Anayasa’nın ilk 4 maddesinin tartışıldığını belirten Yürekli, “İlk dört maddede Türkiye Cumhuriyeti'nin laik, demokratik, sosyal bir hukuk devleti olduğundan bahsetmektedir. Yargı yetkisinin bağımsız ve tarafsız mahkemeler tarafından kullanılacağı söyleniyor. Aynı şekilde hiç kimsenin anayasadan kaynaklanmayan bir yetkiyi kullanamayacağına atıfta bulunmaktadır. Şuan ki durumda yargının bağımsız ve tarafsız olduğundan bahsetmek mümkün müdür? İmralı'daki hiç bir yasaya dayanmayan, hiçbir anayasal zeminde olmayan tecrit uygulaması söz konusudur. 43 aydır haber alınamayan mutlak iletişimsizlik halini, aynı anayasayla bağdaştırmak mümkün müdür? En basitinden anayasal bir organ olan ve doğrudan anayasada tarif edilen Anayasa Mahkemesi (AYM) bile şu an ‘terörist’ olarak yaftalanmakta ve kapatılması talep edilmektedir. Anayasal sorunlar yaşanmaktadır. Bir anayasal değişiklik söz konusu olacaksa bunun tepeden dayatmak yerine tabandan toplumsal mutabakatla sağlanması gerekiyor. Bunun da muhataplarıyla görüşülmesi gerekiyor. Toplumu temsil eden sivil toplum kuruluşları ve farklı çevrelerden kişileri de katmakla olur. Bunlarla belli bir diyalog zemininin oluşturulması gerekir. Bunların da en başında ve müzakere pozisyonda olan en ciddi toplumsal muhataplığı temsil eden Sayın Öcalan'dır. Bu şekilde görüşülmesi gerekmektedir” diye konuştu. 
 
‘TEMEL MUHATAP SAYIN ÖCALAN’DIR’
 
“Yeni çözüm süreci tartışmalarına” değinen Yürekli, mevcut koşulda gündelik tartışmalar üzerinden bu sürecin “çözüm süreci” olarak tanımlamasının “yanıltıcı” olabileceğini kaydetti. “Tabii ki eğer böylesi bir süreç olacaksa bunun merkezinde Kürt sorunu vardır” diyen Yürekli, Kürt sorununda da temel muhatabının Abdullah Öcalan olduğunu vurguladı.  Yürekli, “Daha önce Kürt halkı ‘Sayın Öcalan siyasi irademdir’ dedi. 3 milyonun üzerinde insan bütün zorluklara, bütün baskılara, bütün tehditlere rağmen böylesi bir irade beyanında bulundu.
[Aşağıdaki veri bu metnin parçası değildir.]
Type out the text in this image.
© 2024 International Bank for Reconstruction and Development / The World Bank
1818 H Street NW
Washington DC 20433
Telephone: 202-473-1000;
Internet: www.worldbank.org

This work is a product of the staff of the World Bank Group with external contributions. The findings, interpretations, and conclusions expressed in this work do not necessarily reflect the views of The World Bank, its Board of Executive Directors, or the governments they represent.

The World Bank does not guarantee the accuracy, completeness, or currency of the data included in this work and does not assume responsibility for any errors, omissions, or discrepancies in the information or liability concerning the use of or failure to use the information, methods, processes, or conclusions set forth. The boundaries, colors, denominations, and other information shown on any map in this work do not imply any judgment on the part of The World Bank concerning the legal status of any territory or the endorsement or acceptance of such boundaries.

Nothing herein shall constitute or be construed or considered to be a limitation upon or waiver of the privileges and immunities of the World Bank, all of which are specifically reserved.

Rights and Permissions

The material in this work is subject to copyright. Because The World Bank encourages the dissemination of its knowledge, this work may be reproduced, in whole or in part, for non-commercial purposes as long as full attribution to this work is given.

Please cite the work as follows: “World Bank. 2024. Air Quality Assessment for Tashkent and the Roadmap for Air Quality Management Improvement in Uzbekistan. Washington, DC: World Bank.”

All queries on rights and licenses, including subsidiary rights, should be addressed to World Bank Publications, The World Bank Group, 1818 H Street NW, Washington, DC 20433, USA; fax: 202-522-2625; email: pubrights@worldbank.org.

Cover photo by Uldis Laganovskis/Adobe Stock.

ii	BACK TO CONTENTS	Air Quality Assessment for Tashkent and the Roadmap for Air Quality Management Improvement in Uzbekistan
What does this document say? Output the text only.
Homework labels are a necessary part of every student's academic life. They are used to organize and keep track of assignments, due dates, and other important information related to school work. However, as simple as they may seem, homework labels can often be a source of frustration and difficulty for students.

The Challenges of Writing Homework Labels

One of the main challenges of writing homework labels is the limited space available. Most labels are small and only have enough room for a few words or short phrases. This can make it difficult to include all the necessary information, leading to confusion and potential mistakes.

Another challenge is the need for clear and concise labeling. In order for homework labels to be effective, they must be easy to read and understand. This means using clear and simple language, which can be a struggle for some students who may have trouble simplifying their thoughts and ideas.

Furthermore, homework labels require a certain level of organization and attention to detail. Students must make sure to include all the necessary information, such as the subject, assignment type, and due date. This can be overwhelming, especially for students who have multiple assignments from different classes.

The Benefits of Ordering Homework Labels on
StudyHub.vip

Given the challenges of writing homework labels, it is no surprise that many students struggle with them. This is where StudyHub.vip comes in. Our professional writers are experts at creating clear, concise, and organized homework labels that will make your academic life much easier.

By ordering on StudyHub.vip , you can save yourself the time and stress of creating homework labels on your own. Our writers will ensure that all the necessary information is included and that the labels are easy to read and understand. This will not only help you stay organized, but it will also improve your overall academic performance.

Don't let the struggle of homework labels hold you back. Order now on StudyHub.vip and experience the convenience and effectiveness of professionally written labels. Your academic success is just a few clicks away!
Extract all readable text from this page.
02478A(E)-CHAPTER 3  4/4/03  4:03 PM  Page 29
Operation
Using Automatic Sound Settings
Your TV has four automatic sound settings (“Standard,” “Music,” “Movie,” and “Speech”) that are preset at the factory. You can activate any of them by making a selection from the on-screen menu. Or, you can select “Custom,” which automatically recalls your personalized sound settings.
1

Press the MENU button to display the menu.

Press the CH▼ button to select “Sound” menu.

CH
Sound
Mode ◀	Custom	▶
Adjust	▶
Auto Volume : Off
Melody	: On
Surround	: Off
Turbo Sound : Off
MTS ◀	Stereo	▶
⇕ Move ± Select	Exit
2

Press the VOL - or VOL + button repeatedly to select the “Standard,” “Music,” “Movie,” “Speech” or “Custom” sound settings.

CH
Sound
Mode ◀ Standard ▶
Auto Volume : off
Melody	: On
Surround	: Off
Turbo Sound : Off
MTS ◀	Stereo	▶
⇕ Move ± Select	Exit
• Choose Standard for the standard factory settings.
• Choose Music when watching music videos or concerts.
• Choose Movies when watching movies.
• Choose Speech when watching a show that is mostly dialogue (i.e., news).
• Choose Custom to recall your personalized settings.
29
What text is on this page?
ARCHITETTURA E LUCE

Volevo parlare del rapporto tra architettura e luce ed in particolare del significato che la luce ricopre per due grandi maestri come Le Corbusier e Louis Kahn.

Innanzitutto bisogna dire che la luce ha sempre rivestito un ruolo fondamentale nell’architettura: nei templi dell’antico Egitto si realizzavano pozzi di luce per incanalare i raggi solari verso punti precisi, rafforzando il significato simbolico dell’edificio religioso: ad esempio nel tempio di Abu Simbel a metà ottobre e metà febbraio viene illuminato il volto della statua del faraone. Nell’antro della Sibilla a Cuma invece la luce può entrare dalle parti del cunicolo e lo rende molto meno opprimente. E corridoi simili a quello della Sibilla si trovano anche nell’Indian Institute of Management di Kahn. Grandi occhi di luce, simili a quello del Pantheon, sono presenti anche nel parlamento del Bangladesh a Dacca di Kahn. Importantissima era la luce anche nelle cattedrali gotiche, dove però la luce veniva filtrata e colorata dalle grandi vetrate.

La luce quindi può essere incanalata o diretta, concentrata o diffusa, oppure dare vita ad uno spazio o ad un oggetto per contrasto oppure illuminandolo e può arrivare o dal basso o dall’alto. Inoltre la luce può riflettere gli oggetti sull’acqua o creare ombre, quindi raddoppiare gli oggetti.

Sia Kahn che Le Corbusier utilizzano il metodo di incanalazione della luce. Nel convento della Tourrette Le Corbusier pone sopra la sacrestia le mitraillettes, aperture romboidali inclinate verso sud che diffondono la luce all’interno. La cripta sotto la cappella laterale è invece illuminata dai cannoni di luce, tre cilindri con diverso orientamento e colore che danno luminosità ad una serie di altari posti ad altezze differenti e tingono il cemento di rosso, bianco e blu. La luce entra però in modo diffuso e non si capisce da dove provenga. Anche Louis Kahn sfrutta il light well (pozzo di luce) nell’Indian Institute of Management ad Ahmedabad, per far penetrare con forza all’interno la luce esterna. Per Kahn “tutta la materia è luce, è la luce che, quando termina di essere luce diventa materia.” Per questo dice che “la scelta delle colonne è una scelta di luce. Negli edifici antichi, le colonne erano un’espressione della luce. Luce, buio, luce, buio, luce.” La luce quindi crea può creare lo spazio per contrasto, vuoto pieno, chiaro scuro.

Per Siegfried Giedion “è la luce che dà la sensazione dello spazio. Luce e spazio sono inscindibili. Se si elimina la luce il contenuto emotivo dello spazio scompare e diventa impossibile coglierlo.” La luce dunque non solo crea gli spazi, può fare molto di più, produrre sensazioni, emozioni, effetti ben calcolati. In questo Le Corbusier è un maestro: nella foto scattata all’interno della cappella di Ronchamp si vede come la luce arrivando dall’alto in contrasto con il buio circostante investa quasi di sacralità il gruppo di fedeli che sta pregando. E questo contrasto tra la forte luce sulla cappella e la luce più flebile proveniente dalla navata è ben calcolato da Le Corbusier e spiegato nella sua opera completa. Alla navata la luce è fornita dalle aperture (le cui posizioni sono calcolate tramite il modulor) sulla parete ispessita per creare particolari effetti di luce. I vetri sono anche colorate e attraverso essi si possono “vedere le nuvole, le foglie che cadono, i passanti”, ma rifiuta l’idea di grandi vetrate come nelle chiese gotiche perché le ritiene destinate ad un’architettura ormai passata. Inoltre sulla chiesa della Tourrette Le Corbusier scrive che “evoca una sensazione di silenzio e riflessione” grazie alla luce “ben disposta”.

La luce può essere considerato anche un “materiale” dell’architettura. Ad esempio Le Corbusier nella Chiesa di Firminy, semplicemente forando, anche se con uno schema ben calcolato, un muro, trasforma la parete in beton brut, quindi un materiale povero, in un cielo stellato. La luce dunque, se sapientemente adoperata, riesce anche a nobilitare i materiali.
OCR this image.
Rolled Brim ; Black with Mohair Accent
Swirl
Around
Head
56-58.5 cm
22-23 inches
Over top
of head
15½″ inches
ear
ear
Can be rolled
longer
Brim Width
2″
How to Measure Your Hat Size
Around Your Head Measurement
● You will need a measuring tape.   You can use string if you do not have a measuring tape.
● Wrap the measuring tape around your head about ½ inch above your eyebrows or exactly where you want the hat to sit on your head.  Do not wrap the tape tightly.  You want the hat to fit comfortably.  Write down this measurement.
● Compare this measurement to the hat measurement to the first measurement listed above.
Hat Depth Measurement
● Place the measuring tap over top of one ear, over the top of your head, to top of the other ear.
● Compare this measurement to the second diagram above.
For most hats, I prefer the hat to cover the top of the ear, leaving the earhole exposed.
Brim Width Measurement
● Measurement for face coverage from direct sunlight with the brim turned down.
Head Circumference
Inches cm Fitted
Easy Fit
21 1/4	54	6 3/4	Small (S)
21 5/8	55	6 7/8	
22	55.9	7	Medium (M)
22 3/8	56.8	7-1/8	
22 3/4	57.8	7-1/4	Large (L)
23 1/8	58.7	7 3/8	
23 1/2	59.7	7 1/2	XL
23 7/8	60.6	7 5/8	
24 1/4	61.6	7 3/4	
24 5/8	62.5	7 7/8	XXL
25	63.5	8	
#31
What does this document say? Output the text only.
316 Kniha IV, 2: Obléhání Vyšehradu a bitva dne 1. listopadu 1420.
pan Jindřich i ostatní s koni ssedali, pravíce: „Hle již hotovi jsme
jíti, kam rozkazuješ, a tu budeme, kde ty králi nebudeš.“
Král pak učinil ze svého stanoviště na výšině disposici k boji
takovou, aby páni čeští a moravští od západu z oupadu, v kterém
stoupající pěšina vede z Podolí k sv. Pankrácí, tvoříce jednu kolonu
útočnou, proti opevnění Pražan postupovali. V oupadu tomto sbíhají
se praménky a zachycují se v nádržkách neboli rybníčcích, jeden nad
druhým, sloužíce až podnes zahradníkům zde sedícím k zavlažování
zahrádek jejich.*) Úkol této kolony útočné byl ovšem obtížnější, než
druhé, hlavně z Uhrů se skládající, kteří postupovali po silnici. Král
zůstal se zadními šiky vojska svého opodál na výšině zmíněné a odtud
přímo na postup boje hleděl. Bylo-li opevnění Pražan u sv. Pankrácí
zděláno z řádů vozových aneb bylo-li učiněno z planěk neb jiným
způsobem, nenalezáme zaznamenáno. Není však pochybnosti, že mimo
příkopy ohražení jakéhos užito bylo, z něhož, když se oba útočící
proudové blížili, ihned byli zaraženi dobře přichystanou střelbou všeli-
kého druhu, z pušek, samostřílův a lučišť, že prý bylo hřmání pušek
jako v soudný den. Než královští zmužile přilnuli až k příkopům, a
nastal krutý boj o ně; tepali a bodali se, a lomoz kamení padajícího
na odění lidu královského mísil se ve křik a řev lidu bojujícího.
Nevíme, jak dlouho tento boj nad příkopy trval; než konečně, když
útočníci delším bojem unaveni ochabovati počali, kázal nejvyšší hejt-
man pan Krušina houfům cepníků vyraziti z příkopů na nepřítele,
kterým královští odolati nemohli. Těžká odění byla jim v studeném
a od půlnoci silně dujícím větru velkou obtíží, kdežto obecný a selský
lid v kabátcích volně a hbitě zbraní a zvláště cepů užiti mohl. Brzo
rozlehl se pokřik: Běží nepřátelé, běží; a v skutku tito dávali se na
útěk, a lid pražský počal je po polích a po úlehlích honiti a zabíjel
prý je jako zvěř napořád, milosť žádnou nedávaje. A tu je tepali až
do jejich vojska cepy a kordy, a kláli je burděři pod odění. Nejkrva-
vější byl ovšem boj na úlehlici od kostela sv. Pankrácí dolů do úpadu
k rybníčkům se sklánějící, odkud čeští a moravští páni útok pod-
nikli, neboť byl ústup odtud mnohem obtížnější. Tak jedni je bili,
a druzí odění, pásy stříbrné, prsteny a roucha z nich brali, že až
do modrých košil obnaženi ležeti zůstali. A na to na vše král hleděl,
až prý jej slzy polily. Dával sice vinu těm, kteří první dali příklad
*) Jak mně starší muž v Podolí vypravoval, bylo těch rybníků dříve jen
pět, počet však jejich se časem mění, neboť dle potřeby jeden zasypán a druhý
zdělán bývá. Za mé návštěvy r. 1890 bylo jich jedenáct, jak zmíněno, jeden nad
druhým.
Yine 10 milyonun üstünde insan Sayın Öcalan'ın özgürlüğü talebiyle aynı şekilde harekete geçti. ‘Êdi bese’ kampanyaları söz konusu oldu. Bugün gelinen durumda da en son Diyarbakır'daki mitingde gördüğümüz üzere muhatap Sayın Öcalan'dır” şeklinde konuştu.
 
 ‘SAYIN ÖCALAN SORUNLARI ÇÖZEBİLİR’
 
Abdullah Öcalan’ın sadece Kürt sorununu değil, Türkiye’deki birçok sorunu çözebileceğini dile getiren Yürekli, “Ülkede dilini konuşamayan, kimliğini, kültürünü yaşayamayan, tarihi yasaklanan bir Kürt halk gerçekliği söz konusu. Aynı zamanda bu sorun Türkiye'nin demokratikleşmesiyle çözüleceği gibi bu sorunun çözümü de Türkiye'yi demokratikleştirecektir. Sayın Öcalan temel fikir ve proje sahibidir. Daha önce gerek savunmalarında ve yapmış olduğu görüşmelerde bunu çoklukla açığa çıkardı. 28 Şubat 2015 tarihinde Dolmabahçe Mutabakatı vardı. Ona bakılırsa Türkiye'nin salt Kürt sorununun çözümü değil, bununla birlikte Türkiye'nin demokratikleşmesi ile beraber ele alınacağı ve ne gibi çözümler üretecekleri söz konusu. Bu konuda muazzam projeler ürettiği görülecektir” diye belirtti.
 
‘İMRALI KAPILARI KAPATILDI, KAOS BAŞLADI’
 
Yürekli, 2013-2015 yılları arasında devam eden diyalog sürecine atıfta bulunarak, sürecin bitirilmesiyle birlikte Türkiye’de bir kaos ikliminin yaşandığının altını çizdi. Yürekli, “Bu süreç 5 Nisan 2015'te İmralı kapılarının kapatılması, Sayın Öcalan'la görüşmelerinin kesilmesiyle başladı.. Çoğu kişi Temmuz 2015 tarihini işaret eder. Aslında bu doğru bir tanımlama ve tarif değildir. İktidarın argümanlarına destek vermek mahiyetinden başka bir şey değildir. Mevcut süreç 5 Nisan 2015'te İmralı kapılarının kapatılması, Sayın Öcalan'ın mutlak bir tecride alınmasıyla başladı. Bu süreç nasıl ki orada başladıysa, yeni bir ferahlama, çözüm, demokrasi süreci de İmralı'nın kapılarının açılmasıyla başlayacaktır. O yüzden hiçbir şart ve pazarlığa girmeksizin öncelikle Sayın Öcalan'ın hukuksal haklarının mevcut anayasadan, mevcut yasadan taraf olunan uluslararası sözleşmelerden kaynaklanan haklarının sağlanması gerekir” dedi.
 
‘TOPLUM ÇÜRÜTÜLÜYOR’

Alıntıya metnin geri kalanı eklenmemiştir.